Allez, aujourd’hui, je suis chaud. Je sens qu’il ne peut rien m’arriver. J’ai déjoué pièges et traquenards en tout genre depuis trois jours. J’ai la peau du derche en cuir tanné. Il ne peut rien m’arriver désormais. Il y avait des fourmis mortes sur la pâtisserie que j’ai mangée ce matin? De la gnognotte!  Plus de deux heures d’attente pour choper le bus? Que dalle! Je me sens chaud, je vous dis.

Allez, bim, j’ai une bonne place qui m’attend tout à l’avant, le temps est bon, je serai à Nampula en fin d’aprèm, tranquille je vous dis, il ne peut rien m’arriver.

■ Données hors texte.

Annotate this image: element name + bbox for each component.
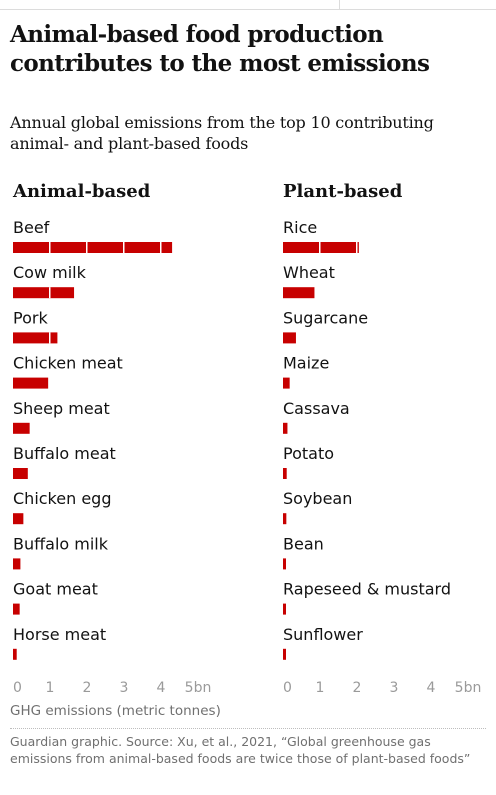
category-label: Cow milk	[13, 263, 87, 282]
bar	[13, 332, 58, 344]
bar	[13, 242, 173, 253]
bar-segment-divider	[356, 242, 358, 253]
bar	[13, 648, 17, 660]
category-label: Buffalo milk	[13, 534, 109, 553]
bar	[13, 513, 24, 525]
x-tick-label: 2	[353, 680, 362, 696]
footer-divider	[10, 728, 486, 729]
category-label: Bean	[283, 534, 324, 553]
chart-headline: Animal-based food production contributes…	[10, 21, 430, 77]
bar-segment-divider	[49, 287, 51, 299]
x-tick-label: 5bn	[185, 680, 212, 696]
bar	[283, 242, 359, 253]
x-tick-label: 3	[390, 680, 399, 696]
bar	[13, 377, 49, 389]
category-label: Chicken egg	[13, 489, 111, 508]
bar-segment-divider	[319, 242, 321, 253]
bar-segment-divider	[123, 242, 125, 253]
x-tick-label: 1	[316, 680, 325, 696]
animal-based-panel-title: Animal-based	[12, 181, 151, 202]
category-label: Sugarcane	[283, 308, 368, 327]
x-tick-label: 3	[120, 680, 129, 696]
category-label: Horse meat	[13, 625, 106, 644]
bar-segment-divider	[160, 242, 162, 253]
bar-segment-divider	[86, 242, 88, 253]
x-tick-label: 4	[427, 680, 436, 696]
bar	[283, 422, 288, 434]
x-axis-title: GHG emissions (metric tonnes)	[10, 703, 221, 719]
bar	[283, 558, 286, 570]
x-tick-label: 5bn	[455, 680, 482, 696]
bar	[283, 648, 286, 660]
category-label: Chicken meat	[13, 354, 123, 373]
category-label: Wheat	[283, 263, 335, 282]
bar	[13, 558, 21, 570]
bar	[283, 332, 296, 344]
bar-charts: Animal-based Beef Cow milk Pork Chicken meat…	[12, 181, 482, 696]
category-label: Beef	[13, 218, 50, 237]
source-note: Guardian graphic. Source: Xu, et al., 20…	[10, 734, 471, 766]
top-tick	[339, 0, 340, 10]
bar	[283, 468, 287, 479]
chart-subhead: Annual global emissions from the top 10 …	[10, 113, 434, 153]
category-label: Buffalo meat	[13, 444, 116, 463]
bar	[13, 287, 75, 299]
bar	[13, 468, 28, 479]
top-divider	[0, 9, 496, 10]
bar	[13, 422, 30, 434]
category-label: Sunflower	[283, 625, 363, 644]
category-label: Rapeseed & mustard	[283, 580, 451, 599]
category-label: Goat meat	[13, 580, 98, 599]
bar	[283, 603, 286, 615]
x-tick-label: 0	[283, 680, 292, 696]
x-tick-label: 1	[46, 680, 55, 696]
bar-segment-divider	[49, 242, 51, 253]
x-tick-label: 2	[83, 680, 92, 696]
bar	[13, 603, 20, 615]
x-tick-label: 0	[13, 680, 22, 696]
category-label: Potato	[283, 444, 334, 463]
category-label: Cassava	[283, 399, 350, 418]
bar	[283, 513, 287, 525]
x-tick-label: 4	[157, 680, 166, 696]
plant-based-panel-title: Plant-based	[283, 181, 403, 202]
top-rule	[0, 0, 496, 10]
category-label: Rice	[283, 218, 317, 237]
category-label: Sheep meat	[13, 399, 110, 418]
bar-segment-divider	[49, 332, 51, 344]
bar	[283, 377, 290, 389]
bar	[283, 287, 315, 299]
category-label: Soybean	[283, 489, 352, 508]
category-label: Pork	[13, 308, 48, 327]
category-label: Maize	[283, 354, 329, 373]
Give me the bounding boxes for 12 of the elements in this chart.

Bon ben, non en fait… Rien ne sera jamais gagné, j’ai l’impression. Il me reste des épreuves; le chauffeur est un fan inconditionnel de Céline Dion. Hahaha! Et ouais mon gars, tu te croyais arrivé? Tintin, mon pote, tu vas devoir te fader deux bonnes heures de Céline Dion et ses chansons en guimauve toute moisie. Et puis pas moyen de jouer aux rebelles, les gens autour de moi sont mordus, ils connaissent chacune des chansons et les fredonnent avec ferveur. Merde, me voilà fait comme un rat.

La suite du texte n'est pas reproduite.